In a society where relationships are formed on everything else first and "Compatibility" and "Respecting life outside of each other" comes at the bottom of the list (Sometimes, even not on the list), leave very little scope for love! A typical Indian marriage expects the woman to leave everything behind and start her life afresh with her husband! What is more surprising, this theory applies to both Arranged as well as Love marriages in India! The only difference being, the couple knows each other before they marry. There is a huge difference between knowing someone as a person and knowing someone as a cohabitant! When you know someone as a person, it is only limited to the side you witness with interactions. So knowing the personality, preferences, habits and so on, are only limited to the perspective of those interactions. When you live with the same person, the entire outlook changes! The "knowing" of that person goes deeper and adds too many facets which were never on the table before! This type of knowing actually helps understand the compatibility levels. And unfortunately in our love marriages, this is absent. In addition to that, when the expectation of leaving everything behind applies in this case as well, there is practically no difference between love or arranged marriages.
These dynamics affect only the strong, independent and ambitious women. They seldom or never find a partner who can understand and respect their choices.
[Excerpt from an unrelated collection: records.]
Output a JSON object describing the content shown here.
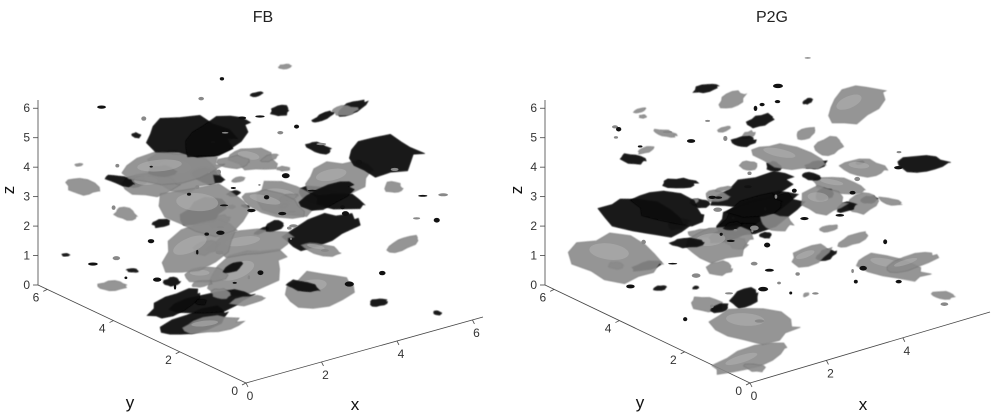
{
  "chart_data": [
    {
      "type": "3d-isosurface",
      "title": "FB",
      "xlabel": "x",
      "ylabel": "y",
      "zlabel": "z",
      "xticks": [
        "0",
        "2",
        "4",
        "6"
      ],
      "yticks": [
        "0",
        "2",
        "4",
        "6"
      ],
      "zticks": [
        "0",
        "1",
        "2",
        "3",
        "4",
        "5",
        "6"
      ],
      "xlim": [
        0,
        6.28
      ],
      "ylim": [
        0,
        6.28
      ],
      "zlim": [
        0,
        6.28
      ],
      "surface_colors": {
        "positive": "#8a8a8a",
        "negative": "#0a0a0a"
      },
      "description_seed": 11
    },
    {
      "type": "3d-isosurface",
      "title": "P2G",
      "xlabel": "x",
      "ylabel": "y",
      "zlabel": "z",
      "xticks": [
        "0",
        "2",
        "4"
      ],
      "yticks": [
        "0",
        "2",
        "4",
        "6"
      ],
      "zticks": [
        "0",
        "1",
        "2",
        "3",
        "4",
        "5",
        "6"
      ],
      "xlim": [
        0,
        6.28
      ],
      "ylim": [
        0,
        6.28
      ],
      "zlim": [
        0,
        6.28
      ],
      "surface_colors": {
        "positive": "#8a8a8a",
        "negative": "#0a0a0a"
      },
      "description_seed": 29
    }
  ]
}
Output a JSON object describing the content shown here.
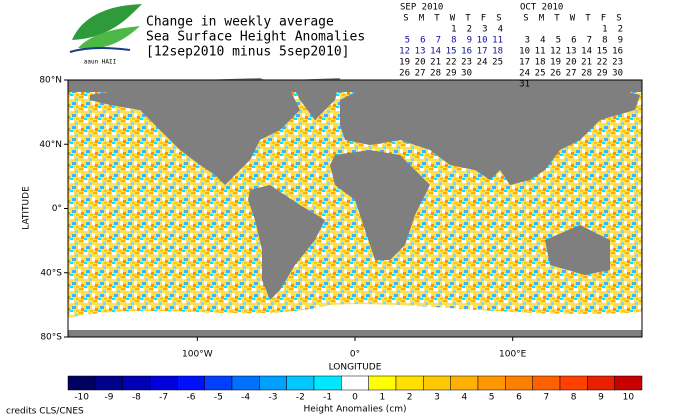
{
  "header": {
    "title_lines": [
      "Change in weekly average",
      "Sea Surface Height Anomalies",
      "[12sep2010 minus 5sep2010]"
    ],
    "logo_text": "aaun HAII"
  },
  "calendars": [
    {
      "title": "SEP 2010",
      "weekdays": [
        "S",
        "M",
        "T",
        "W",
        "T",
        "F",
        "S"
      ],
      "weeks": [
        {
          "days": [
            null,
            null,
            null,
            1,
            2,
            3,
            4
          ],
          "color": "#000000"
        },
        {
          "days": [
            5,
            6,
            7,
            8,
            9,
            10,
            11
          ],
          "color": "#1010a0"
        },
        {
          "days": [
            12,
            13,
            14,
            15,
            16,
            17,
            18
          ],
          "color": "#1010a0"
        },
        {
          "days": [
            19,
            20,
            21,
            22,
            23,
            24,
            25
          ],
          "color": "#000000"
        },
        {
          "days": [
            26,
            27,
            28,
            29,
            30,
            null,
            null
          ],
          "color": "#000000"
        }
      ]
    },
    {
      "title": "OCT 2010",
      "weekdays": [
        "S",
        "M",
        "T",
        "W",
        "T",
        "F",
        "S"
      ],
      "weeks": [
        {
          "days": [
            null,
            null,
            null,
            null,
            null,
            1,
            2
          ],
          "color": "#000000"
        },
        {
          "days": [
            3,
            4,
            5,
            6,
            7,
            8,
            9
          ],
          "color": "#000000"
        },
        {
          "days": [
            10,
            11,
            12,
            13,
            14,
            15,
            16
          ],
          "color": "#000000"
        },
        {
          "days": [
            17,
            18,
            19,
            20,
            21,
            22,
            23
          ],
          "color": "#000000"
        },
        {
          "days": [
            24,
            25,
            26,
            27,
            28,
            29,
            30
          ],
          "color": "#000000"
        },
        {
          "days": [
            31,
            null,
            null,
            null,
            null,
            null,
            null
          ],
          "color": "#000000"
        }
      ]
    }
  ],
  "map": {
    "xlabel": "LONGITUDE",
    "ylabel": "LATITUDE",
    "xlim": [
      -182,
      182
    ],
    "ylim": [
      -80,
      80
    ],
    "xticks": [
      {
        "value": -100,
        "label": "100°W"
      },
      {
        "value": 0,
        "label": "0°"
      },
      {
        "value": 100,
        "label": "100°E"
      }
    ],
    "yticks": [
      {
        "value": 80,
        "label": "80°N"
      },
      {
        "value": 40,
        "label": "40°N"
      },
      {
        "value": 0,
        "label": "0°"
      },
      {
        "value": -40,
        "label": "40°S"
      },
      {
        "value": -80,
        "label": "80°S"
      }
    ]
  },
  "colorbar": {
    "title": "Height Anomalies (cm)",
    "labels": [
      -10,
      -9,
      -8,
      -7,
      -6,
      -5,
      -4,
      -3,
      -2,
      -1,
      0,
      1,
      2,
      3,
      4,
      5,
      6,
      7,
      8,
      9,
      10
    ],
    "colors": [
      "#000060",
      "#00008b",
      "#0000b4",
      "#0000dc",
      "#0010ff",
      "#0040ff",
      "#0070ff",
      "#00a0ff",
      "#00c8ff",
      "#00e8ff",
      "#ffffff",
      "#ffff00",
      "#ffe000",
      "#ffc800",
      "#ffb000",
      "#ff9800",
      "#ff8000",
      "#ff6000",
      "#ff4000",
      "#e82000",
      "#c80000"
    ]
  },
  "credits": "credits CLS/CNES"
}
Our society is full of male chauvinistic people including women. The problem would not have been so hard to resolve if women too weren't a significant part of this chauvinistic club! Women in the form of mothers and sisters to the chauvinistic men in our society form a huge support system! They want a wife for their beloved son and brother who will "look after him". He needs attention, care and everything just in time because his role is important! What is worse, majority of women are willing to leave everything behind by being the "good wives" to make their men supposedly happy and follow the same treatment he has been given by his mother and sister before he got a wife! There's also this pseudo "Working Women" category which claims to work for passion and the so-called independence by earning enough to buy them their personal luxury (Not the family's) but depend on their men to run the household! This is best deal for all - Men egos are tremendously satisfied with having "working women" who are dependent on them as their wives; Wives can boast about how they manage the work-life balance so efficiently! Thus love and peace is restored in the world! I hope this is true, but I know it isn't!
On the contrary, real working women - who earn, work and contribute to their families as much as, or sometimes even more than men do, have real issues because they do not fit into either of these categories. It is very difficult for them to let go of what they have worked hard for so long! At the same time they know the importance of companionship. Such women are actually capable of loving in the purest form for they do not have any dependence on their partners, yet they want to be with them! But our society does not support this thought process! Until working women are seen as threats to men in professional world and until they are seen as bad wives in families, there is practically no hope for these women to find companionship which is an essential part of our lives! I hope this changes, but I know it won't, at least in the near future!